Sunday, May 11, 2008

HOMOSEXUALITY & THE CHURCH


So you know that I am now taking a 16 week (16 Wednesdays) course through August on HIV/AIDS and crisis pregnancy counseling. I specifically wanted to do work on the social side of AIDS since I’m now doing research on the scientific side of AIDS. They also needed men, but that wasn’t the motivating factor for me. So with me in the course, there are now two guys. And the course is to train people so we can staff an AIDS center at my church starting in the US autumn at least half the week.

Well, it was strange. I had a tough day. As you know I intended to only miss an hour, but I had to give another lecture because one course I instruct was lengthened. And I wasn’t able to get to the AIDS course between the two, so I just got there afterwards at 3 in the afternoon near the end of the first Wednesday. Well, the only thing I caught was a speaker who was a gay man speaking about living with AIDS.



So I was surprised. I was surprised because he said things that people don’t say in a church, that I have never heard anyone say in a church or at a church event without being asked to stop speaking or being whisked away. He told us about being gay about when he realized he was gay and liked men. First, you don’t say that, especially in a charismatic circle. You may be able to say you had/have feelings but you don’t call yourself something that you don’t wish. This is an issue sometimes in charismatic circles. Because they speak in the future in the hopeful/prayerful it is sometimes hard to face or talk about reality. Since they feel that God is truth and truth (God) can change or trump reality then they don’t speak about reality. But this guy was saying he was gay (not speaking against it in prophetic hope). Moreover, many Christians talk about deliverance from homosexuality. Well, he had not been delivered from it. He said he was made this way or came out this way (many would disagree with this), he didn’t ask for it and to this day it had not been taken away from him. He spoke about his struggle with it, growing up and having two lives—his public life and his trips away with his gay circle of friends and lovers. Because of trying to hide himself he started using drugs and alcohol and became addicted to sex. He even went to AA and NA meetings only to find that he didn’t identify with the experiences of others: he realized he was not addicted to drugs or alcohol but rather sex.

Anyway, he is now a celibate gay Christian who chooses to attend church at a “normal” church (I mean not a special church for gay people). He has what I interpret as the simple Biblical faith and notion of what is supposed to happen. You are never condemned for having the feels; the sin is the act of homosexual intercourse or acts. And he actually has a friend, a partner. There is not romantic physicality to their relationship at all. It’s a just a good friend who is his best friend with whom he can talk at any time and be completely vulnerable. This part too surprised me. I expected someone to escort him out, to tell him to shut up, to call him the devil.

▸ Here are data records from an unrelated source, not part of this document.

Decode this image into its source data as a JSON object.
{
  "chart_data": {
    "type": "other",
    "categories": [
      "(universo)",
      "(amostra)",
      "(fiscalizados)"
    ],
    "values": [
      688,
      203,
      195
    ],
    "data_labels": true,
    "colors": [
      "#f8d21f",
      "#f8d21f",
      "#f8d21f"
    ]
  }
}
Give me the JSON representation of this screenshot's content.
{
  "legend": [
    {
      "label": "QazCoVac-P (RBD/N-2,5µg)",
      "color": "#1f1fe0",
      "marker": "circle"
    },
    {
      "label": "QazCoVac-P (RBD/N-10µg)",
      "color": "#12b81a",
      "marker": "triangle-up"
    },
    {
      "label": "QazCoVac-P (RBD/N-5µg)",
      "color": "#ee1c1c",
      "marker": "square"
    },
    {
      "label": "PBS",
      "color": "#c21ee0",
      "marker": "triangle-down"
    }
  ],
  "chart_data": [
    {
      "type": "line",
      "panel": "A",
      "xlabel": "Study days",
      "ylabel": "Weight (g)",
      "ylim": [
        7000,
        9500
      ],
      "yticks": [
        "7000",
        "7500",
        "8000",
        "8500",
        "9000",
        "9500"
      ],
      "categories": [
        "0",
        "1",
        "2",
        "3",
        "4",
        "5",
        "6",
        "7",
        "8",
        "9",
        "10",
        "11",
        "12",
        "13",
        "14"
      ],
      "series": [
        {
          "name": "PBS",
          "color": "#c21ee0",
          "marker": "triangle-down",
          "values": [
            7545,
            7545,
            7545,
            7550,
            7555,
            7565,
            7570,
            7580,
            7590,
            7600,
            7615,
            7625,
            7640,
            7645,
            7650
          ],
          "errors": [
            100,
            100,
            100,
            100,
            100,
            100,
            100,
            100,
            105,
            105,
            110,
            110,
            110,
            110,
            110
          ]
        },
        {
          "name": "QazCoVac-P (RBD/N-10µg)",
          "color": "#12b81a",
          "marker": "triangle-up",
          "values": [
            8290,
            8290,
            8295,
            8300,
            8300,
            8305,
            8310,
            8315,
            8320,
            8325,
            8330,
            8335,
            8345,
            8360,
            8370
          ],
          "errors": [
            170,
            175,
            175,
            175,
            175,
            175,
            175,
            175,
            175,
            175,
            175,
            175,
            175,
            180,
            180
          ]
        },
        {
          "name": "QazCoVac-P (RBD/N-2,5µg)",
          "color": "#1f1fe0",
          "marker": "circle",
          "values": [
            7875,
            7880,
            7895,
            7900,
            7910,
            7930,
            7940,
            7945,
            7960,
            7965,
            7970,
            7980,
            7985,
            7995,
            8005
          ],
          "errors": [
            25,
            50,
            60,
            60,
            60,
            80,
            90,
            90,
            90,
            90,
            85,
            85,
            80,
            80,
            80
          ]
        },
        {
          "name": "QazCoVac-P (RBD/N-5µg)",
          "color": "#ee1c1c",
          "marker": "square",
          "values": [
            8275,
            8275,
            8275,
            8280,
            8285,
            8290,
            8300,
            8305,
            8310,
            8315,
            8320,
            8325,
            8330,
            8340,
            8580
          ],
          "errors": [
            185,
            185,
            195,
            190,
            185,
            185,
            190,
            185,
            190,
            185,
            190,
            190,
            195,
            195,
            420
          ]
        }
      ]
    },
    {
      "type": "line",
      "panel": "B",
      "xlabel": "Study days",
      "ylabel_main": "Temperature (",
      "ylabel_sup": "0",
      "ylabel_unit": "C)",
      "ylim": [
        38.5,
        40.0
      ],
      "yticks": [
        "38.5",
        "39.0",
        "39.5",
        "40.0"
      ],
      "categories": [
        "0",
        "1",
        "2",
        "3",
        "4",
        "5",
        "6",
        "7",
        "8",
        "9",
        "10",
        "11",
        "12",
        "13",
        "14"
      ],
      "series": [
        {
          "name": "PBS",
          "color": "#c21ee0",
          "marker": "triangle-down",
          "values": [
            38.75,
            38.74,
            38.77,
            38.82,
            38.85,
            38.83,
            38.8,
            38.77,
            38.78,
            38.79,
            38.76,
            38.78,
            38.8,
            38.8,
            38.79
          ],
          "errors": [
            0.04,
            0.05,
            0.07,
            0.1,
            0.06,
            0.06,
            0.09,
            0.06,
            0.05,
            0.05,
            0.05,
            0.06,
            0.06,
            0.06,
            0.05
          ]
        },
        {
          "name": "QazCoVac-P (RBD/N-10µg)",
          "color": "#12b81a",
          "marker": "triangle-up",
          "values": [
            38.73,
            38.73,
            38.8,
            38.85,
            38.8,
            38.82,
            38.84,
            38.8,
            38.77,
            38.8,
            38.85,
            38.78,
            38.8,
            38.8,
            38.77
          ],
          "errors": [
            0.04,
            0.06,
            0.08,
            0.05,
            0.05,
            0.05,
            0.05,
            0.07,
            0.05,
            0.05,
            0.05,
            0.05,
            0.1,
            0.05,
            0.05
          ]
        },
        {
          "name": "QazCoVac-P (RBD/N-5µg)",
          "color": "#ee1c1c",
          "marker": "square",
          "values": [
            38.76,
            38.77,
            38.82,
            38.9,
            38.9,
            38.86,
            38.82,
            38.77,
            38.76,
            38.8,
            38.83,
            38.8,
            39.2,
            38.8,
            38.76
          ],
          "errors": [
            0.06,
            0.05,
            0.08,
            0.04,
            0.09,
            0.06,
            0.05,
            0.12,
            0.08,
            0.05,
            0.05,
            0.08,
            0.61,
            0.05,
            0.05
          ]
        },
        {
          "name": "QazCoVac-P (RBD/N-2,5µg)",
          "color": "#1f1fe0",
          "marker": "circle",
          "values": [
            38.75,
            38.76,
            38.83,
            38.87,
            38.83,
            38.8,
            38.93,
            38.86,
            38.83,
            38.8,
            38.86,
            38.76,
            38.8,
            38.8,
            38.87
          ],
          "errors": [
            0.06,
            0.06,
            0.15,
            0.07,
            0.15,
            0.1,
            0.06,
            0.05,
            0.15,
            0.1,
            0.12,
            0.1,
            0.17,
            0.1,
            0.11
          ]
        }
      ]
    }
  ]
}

Instead, these people at my church were SO completely loving. They thanked him soo much for sharing his story and struggle. Others cried with him. Some had questions and wanted to know more. It was strange. I had just never seen that from Christian people especially with what he was saying. It made me feel special and I actually thanked the group for showing love (my primary aim). It was quite wonderful.

And to be honest, I have always felt my church is quite wonderful—a sewing project, township project, women’s empowerment, HIV/AIDS and crisis pregnancy counseling centre, legal clinic, health clinic, Think Twice (life skills and sex ed-making right choices program for teens), teen pregnancy hotline, Habitat program/connection, etc. It goes on.

So when someone says that your church failed in something or is doing poorly it gets to you. It especially bothers you when it is something that is VERY important. This happened twice last week. A UCT South African undergraduate, who lived most of his life in California, told me he visited once and did not like what the pastor was saying. He said this after I mentioned the above and the social relevance of my church. I didn’t know what to say. He was nice enough to say that “you never know. Maybe it was just once” or “maybe I didn’t understand him correctly” but the undergraduate did not agree with the words; they bothered him.

More importantly a friend of mine (I think I consider her more of a friend than she considers me; I might just be an acquaintance) about whom I care a GREAT deal was offended by the words of a guest speaker in January when she visited. Our pastor was on a summer vacation sabbatical for two months and this was one of the guest speakers that was a member of the church (maybe an elder or something). Well, he said something about unchurched people or people outside the church—I don’t even know as I was working with the kids and missed the sermon. But imagine this, anytime God is brought up or believing in God is brought up, she mentions MY church and the ONE sermon she heard on the ONE day she visited. It scares me. It scares me that Christians can be the best argument against Christianity. It kills me that she was somehow hurt by something exclusionist or unloving when Christ was very inclusionary and loving. It makes me wonder if I’m in the right place. I have no idea what the sermon said.

1 comment:

Jen said...

its so hard. is there a line you draw when it comes to disagreeing with a specific church? i think its easiest to say, 'i will have nothing to do with that church' rather than have conversations and open up dialogue about the church and continue praying that God would work miracles if they are in fact misleading people.